Sparse Autoencoders Reveal Interpretable Structure in Small Gene Language Models

TL;DR

This paper demonstrates that sparse autoencoders can interpret small gene language models by uncovering biologically meaningful genomic features, indicating that even compact models learn structured representations.

Contribution

It shows that sparse autoencoders effectively reveal interpretable genomic features in small gene language models, expanding understanding of model interpretability across sizes.

Findings

Small gene models encode biologically relevant features.

SAEs uncover transcription factor binding motifs.

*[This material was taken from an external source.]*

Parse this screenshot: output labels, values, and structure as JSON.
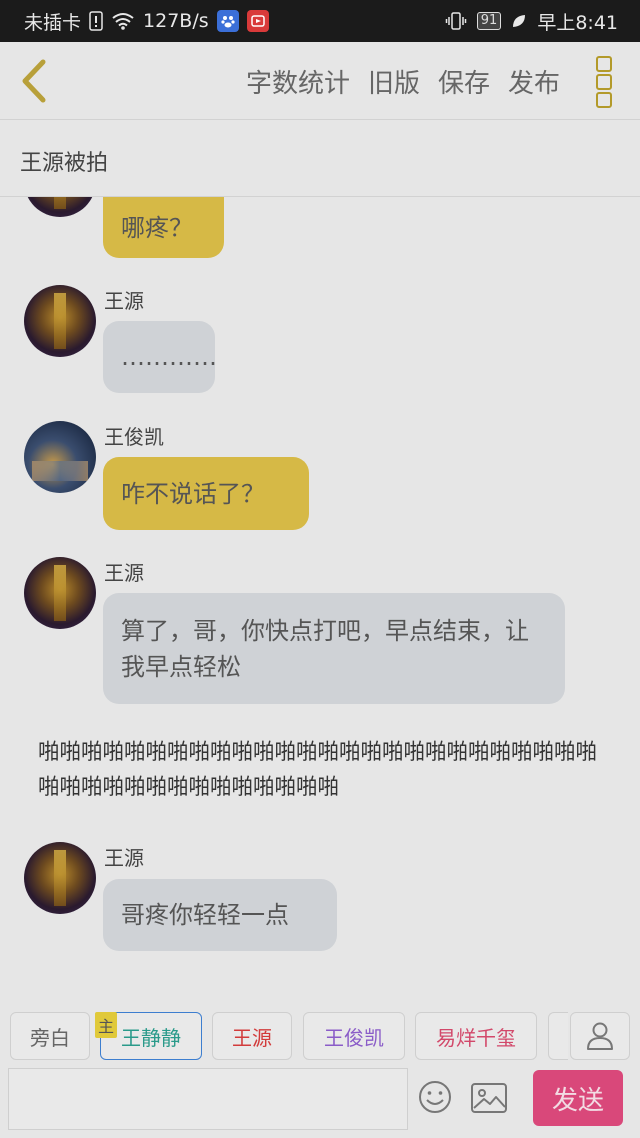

Small models learn structured genomic representations.

Abstract

Sparse autoencoders (SAEs) have recently emerged as a powerful tool for interpreting the internal representations of large language models (LLMs), revealing latent latent features with semantical meaning. This interpretability has also proven valuable in biological domains: applying SAEs to protein language models uncovered meaningful features related to protein structure and function. More recently, SAEs have been used to analyze genomics-focused models such as Evo 2, identifying interpretable features in gene sequences. However, it remains unclear whether SAEs can extract meaningful representations from small gene language models, which have fewer parameters and potentially less expressive capacity. To address it, we propose applying SAEs to the activations of a small gene language model. We demonstrate that even small-scale models encode biologically relevant genomic features, such as transcription factor binding motifs, that SAEs can effectively uncover. Our findings suggest that compact gene language models are capable of learning structured genomic representations, and that SAEs offer a scalable approach for interpreting gene models across various model sizes.